I also used the same code using raw files (fastq.gz) that were already given to me after adapter trimming. So for those files, I just had two files for each sample <sample1_read1_trimmed> and <sample1_read2_trimmed>. I had used these two reads for alignment with Hisat2, and then SAM to BAM conversion, then sorting of BAM file by coordinate, then I ran the HTseq command and I got an output which looks like the code worked. Here it is:
Several lines of
ENSG00000000003 0
ENSG00000000005 0
ENSG00000000419 1504
ENSG00000000457 409
ENSG00000000460 224
ENSG00000000938 0
ENSG00000000971 827
And in the end of the file this is what I get
__no_feature 3952696
__ambiguous 2186111
__too_low_aQual 1112784
__not_aligned 235455
__alignment_not_unique 1318607
So now I am confused that how is HTseq working with coordinate-sorted BAM file from these raw files, while it is not working for the other coordinate-sorted BAM files, where I performed my own trimming with Trimmomatic. The trimming was successful and gave no error. The alignment code for these trimmed files was slightly different because I added the -U "unpaired_trimmed" in the alignment command as suggested by Hisat2 documentation for trimmomatic outputs. However, the alignments were all successful with >95% alignment. The resulting SAM file was converted to BAM file and then the BAM file looks fine too. Here is what I get when I run the following command for my unsorted BAM file:
samtools view -H KKUGCTM5_-VE_14-4_aligned.bam | less
@HD VN:1.0 SO:unsorted
@SQ SN:chr1 LN:248956422
@SQ SN:chr10 LN:133797422
@SQ SN:chr11 LN:135086622
@SQ SN:chr12 LN:133275309
@SQ SN:chr13 LN:114364328
@SQ SN:chr14 LN:107043718
@SQ SN:chr15 LN:101991189
@SQ SN:chr16 LN:90338345
@SQ SN:chr17 LN:83257441
@SQ SN:chr18 LN:80373285
@SQ SN:chr19 LN:58617616
@SQ SN:chr2 LN:242193529
@SQ SN:chr20 LN:64444167
@SQ SN:chr21 LN:46709983
@SQ SN:chr22 LN:50818468
@SQ SN:chr3 LN:198295559
@SQ SN:chr4 LN:190214555
@SQ SN:chr5 LN:181538259
@SQ SN:chr6 LN:170805979
@SQ SN:chr7 LN:159345973
@SQ SN:chr8 LN:145138636
@SQ SN:chr9 LN:138394717
@SQ SN:chrX LN:156040895
@SQ SN:chrY LN:57227415
@SQ SN:chrMT LN:16569
@PG ID:hisat2 PN:hisat2 VN:2.1.0 CL:"/extstor/softwares/hisat2-2.1.0/hisat2-align-s --wrapper basic-0 -q -p 8 --min-intronlen 50 --max-intronlen 250000--dta-cufflinks --new-summary --summary-file ./summary_KKUGCTM5_-VE_14-4.txt -x /extstor/sudhirlab/Reety/Bhavana/Indexed_Genomes/GRCh38/Index_Hisat_GRCh38 -S ./KKUGCTM5_-VE_14-4_aligned.sam -1 /tmp/212690.inpipe1 -2 /tmp/212690.inpipe2 -U /tmp/212690.unp"
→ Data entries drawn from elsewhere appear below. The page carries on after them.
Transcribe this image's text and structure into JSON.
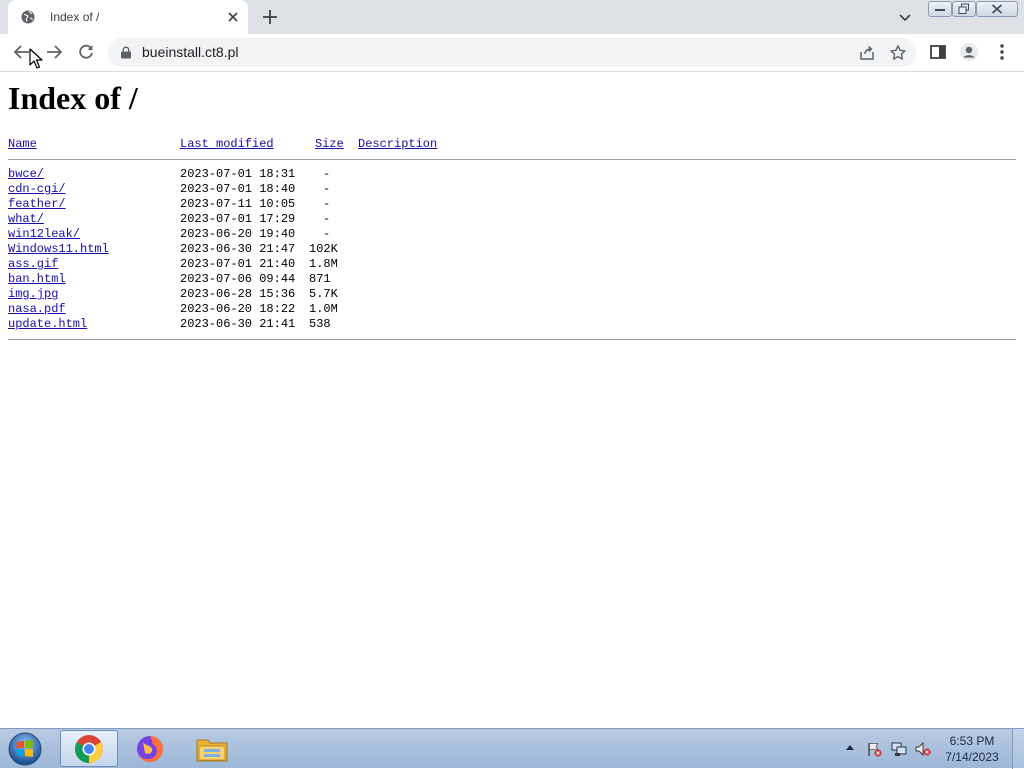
{
  "browser": {
    "tab_title": "Index of /",
    "url": "bueinstall.ct8.pl"
  },
  "page": {
    "heading": "Index of /",
    "columns": {
      "name": "Name",
      "last_modified": "Last modified",
      "size": "Size",
      "description": "Description"
    },
    "entries": [
      {
        "name": "bwce/",
        "modified": "2023-07-01 18:31",
        "size": "-"
      },
      {
        "name": "cdn-cgi/",
        "modified": "2023-07-01 18:40",
        "size": "-"
      },
      {
        "name": "feather/",
        "modified": "2023-07-11 10:05",
        "size": "-"
      },
      {
        "name": "what/",
        "modified": "2023-07-01 17:29",
        "size": "-"
      },
      {
        "name": "win12leak/",
        "modified": "2023-06-20 19:40",
        "size": "-"
      },
      {
        "name": "Windows11.html",
        "modified": "2023-06-30 21:47",
        "size": "102K"
      },
      {
        "name": "ass.gif",
        "modified": "2023-07-01 21:40",
        "size": "1.8M"
      },
      {
        "name": "ban.html",
        "modified": "2023-07-06 09:44",
        "size": "871"
      },
      {
        "name": "img.jpg",
        "modified": "2023-06-28 15:36",
        "size": "5.7K"
      },
      {
        "name": "nasa.pdf",
        "modified": "2023-06-20 18:22",
        "size": "1.0M"
      },
      {
        "name": "update.html",
        "modified": "2023-06-30 21:41",
        "size": "538"
      }
    ]
  },
  "taskbar": {
    "apps": [
      "chrome-icon",
      "firefox-icon",
      "file-explorer-icon"
    ],
    "time": "6:53 PM",
    "date": "7/14/2023"
  },
  "colors": {
    "link": "#1a0dab",
    "tabstrip": "#dee1e6",
    "taskbar": "#a8c0dd"
  }
}
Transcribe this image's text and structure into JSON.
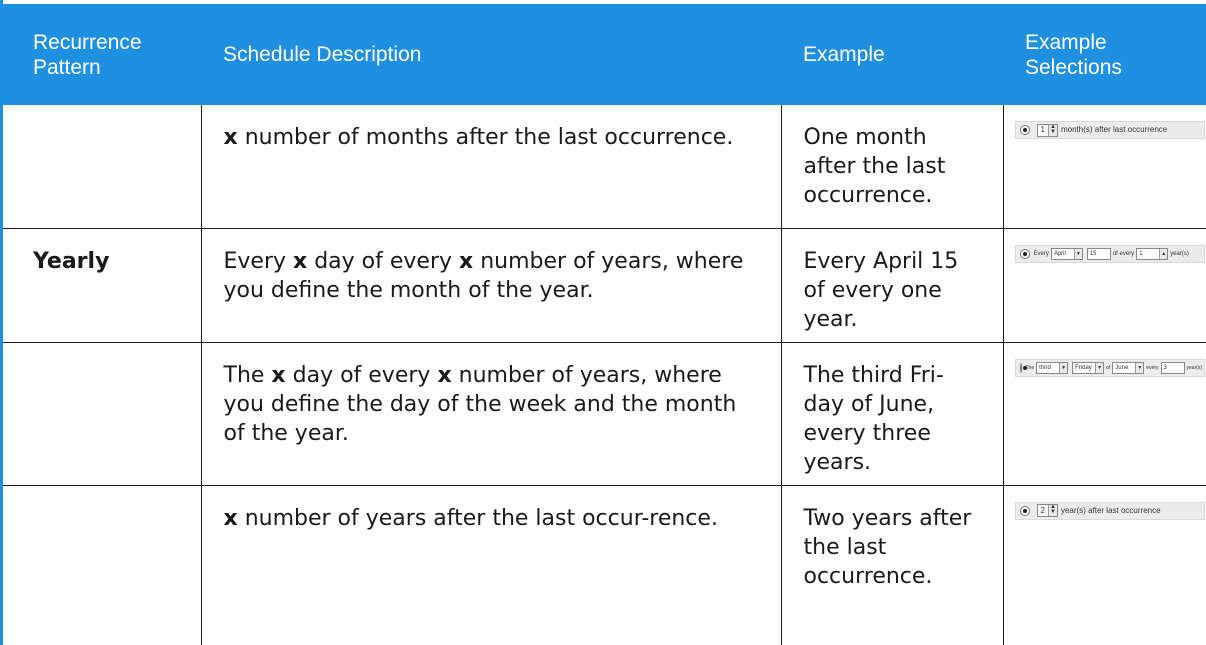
{
  "headers": [
    "Recurrence Pattern",
    "Schedule Description",
    "Example",
    "Example Selections"
  ],
  "rows": [
    {
      "pattern": "",
      "desc": [
        {
          "t": "x",
          "b": true
        },
        {
          "t": " number of months after the last occurrence."
        }
      ],
      "example": "One month after the last occurrence.",
      "selection": {
        "value": "1",
        "label": "month(s) after last occurrence"
      }
    },
    {
      "pattern": "Yearly",
      "desc": [
        {
          "t": "Every "
        },
        {
          "t": "x",
          "b": true
        },
        {
          "t": " day of every "
        },
        {
          "t": "x",
          "b": true
        },
        {
          "t": " number of years, where you define the month of the year."
        }
      ],
      "example": "Every April 15 of every one year.",
      "selection": {
        "every_label": "Every",
        "month": "April",
        "day": "15",
        "of_every": "of every",
        "years_value": "1",
        "years_label": "year(s)"
      }
    },
    {
      "pattern": "",
      "desc": [
        {
          "t": "The "
        },
        {
          "t": "x",
          "b": true
        },
        {
          "t": " day of every "
        },
        {
          "t": "x",
          "b": true
        },
        {
          "t": " number of years, where you define the day of the week and the month of the year."
        }
      ],
      "example": "The third Fri-day of June, every three years.",
      "selection": {
        "the": "The",
        "ordinal": "third",
        "weekday": "Friday",
        "of": "of",
        "month": "June",
        "every": "every",
        "years_value": "3",
        "years_label": "year(s)"
      }
    },
    {
      "pattern": "",
      "desc": [
        {
          "t": "x",
          "b": true
        },
        {
          "t": " number of years after the last occur-rence."
        }
      ],
      "example": "Two years after the last occurrence.",
      "selection": {
        "value": "2",
        "label": "year(s) after last occurrence"
      }
    }
  ]
}
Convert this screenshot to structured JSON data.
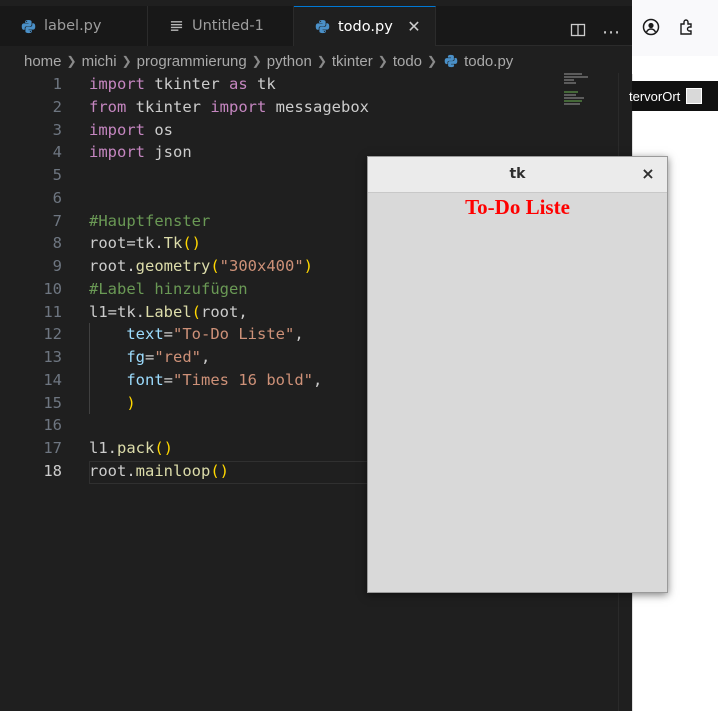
{
  "tabs": [
    {
      "label": "label.py",
      "icon": "python-icon",
      "active": false
    },
    {
      "label": "Untitled-1",
      "icon": "file-lines-icon",
      "active": false
    },
    {
      "label": "todo.py",
      "icon": "python-icon",
      "active": true
    }
  ],
  "tab_actions": {
    "split": "split-editor-icon",
    "more": "⋯"
  },
  "breadcrumb": [
    "home",
    "michi",
    "programmierung",
    "python",
    "tkinter",
    "todo",
    "todo.py"
  ],
  "line_numbers": [
    "1",
    "2",
    "3",
    "4",
    "5",
    "6",
    "7",
    "8",
    "9",
    "10",
    "11",
    "12",
    "13",
    "14",
    "15",
    "16",
    "17",
    "18"
  ],
  "current_line": "18",
  "code": {
    "l1": {
      "kw1": "import",
      "a": " tkinter ",
      "kw2": "as",
      "b": " tk"
    },
    "l2": {
      "kw1": "from",
      "a": " tkinter ",
      "kw2": "import",
      "b": " messagebox"
    },
    "l3": {
      "kw1": "import",
      "a": " os"
    },
    "l4": {
      "kw1": "import",
      "a": " json"
    },
    "l7": {
      "comment": "#Hauptfenster"
    },
    "l8": {
      "a": "root=tk.",
      "fn": "Tk",
      "br": "()"
    },
    "l9": {
      "a": "root.",
      "fn": "geometry",
      "br1": "(",
      "str": "\"300x400\"",
      "br2": ")"
    },
    "l10": {
      "comment": "#Label hinzufügen"
    },
    "l11": {
      "a": "l1=tk.",
      "fn": "Label",
      "br": "(",
      "b": "root,"
    },
    "l12": {
      "indent": "    ",
      "param": "text",
      "eq": "=",
      "str": "\"To-Do Liste\"",
      "c": ","
    },
    "l13": {
      "indent": "    ",
      "param": "fg",
      "eq": "=",
      "str": "\"red\"",
      "c": ","
    },
    "l14": {
      "indent": "    ",
      "param": "font",
      "eq": "=",
      "str": "\"Times 16 bold\"",
      "c": ","
    },
    "l15": {
      "indent": "    ",
      "br": ")"
    },
    "l17": {
      "a": "l1.",
      "fn": "pack",
      "br": "()"
    },
    "l18": {
      "a": "root.",
      "fn": "mainloop",
      "br": "()"
    }
  },
  "tk_window": {
    "title": "tk",
    "close": "×",
    "label_text": "To-Do Liste",
    "label_color": "#ff0000"
  },
  "browser": {
    "user_text": "tervorOrt"
  },
  "colors": {
    "editor_bg": "#1f1f1f",
    "keyword": "#c586c0",
    "function": "#dcdcaa",
    "string": "#ce9178",
    "comment": "#6a9955",
    "parameter": "#9cdcfe",
    "bracket": "#ffd700",
    "accent": "#0078d4"
  }
}
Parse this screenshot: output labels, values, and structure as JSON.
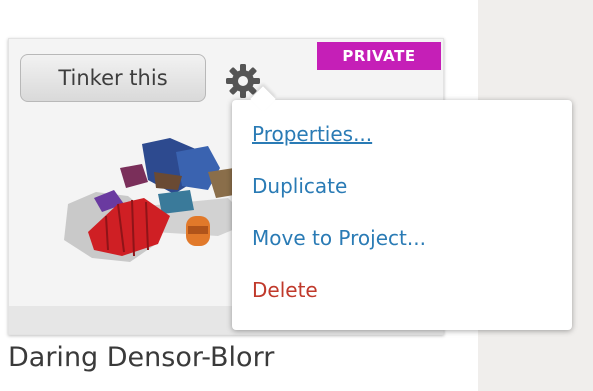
{
  "card": {
    "tinker_label": "Tinker this",
    "badge": "PRIVATE",
    "title": "Daring Densor-Blorr"
  },
  "menu": {
    "items": [
      {
        "label": "Properties...",
        "color": "#2a7bb5"
      },
      {
        "label": "Duplicate",
        "color": "#2a7bb5"
      },
      {
        "label": "Move to Project...",
        "color": "#2a7bb5"
      },
      {
        "label": "Delete",
        "color": "#c0392b"
      }
    ]
  },
  "icons": {
    "gear": "gear-icon"
  },
  "colors": {
    "badge": "#c51fb7",
    "link": "#2a7bb5",
    "danger": "#c0392b",
    "side_panel": "#f0eeec"
  }
}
Is that the output from a single 'run' ? it looks like the upper part is a copy of the lower part
Oh sorry, I had run two samples together and this was what came in the error log file for both. I will delete the lower part so that it reflects what happened with one sample only. Thanks for pointing that out.
I have done the needful. I have also updated the bottom part of my question. If you could help me figure this out, I'd be really grateful. Thanks.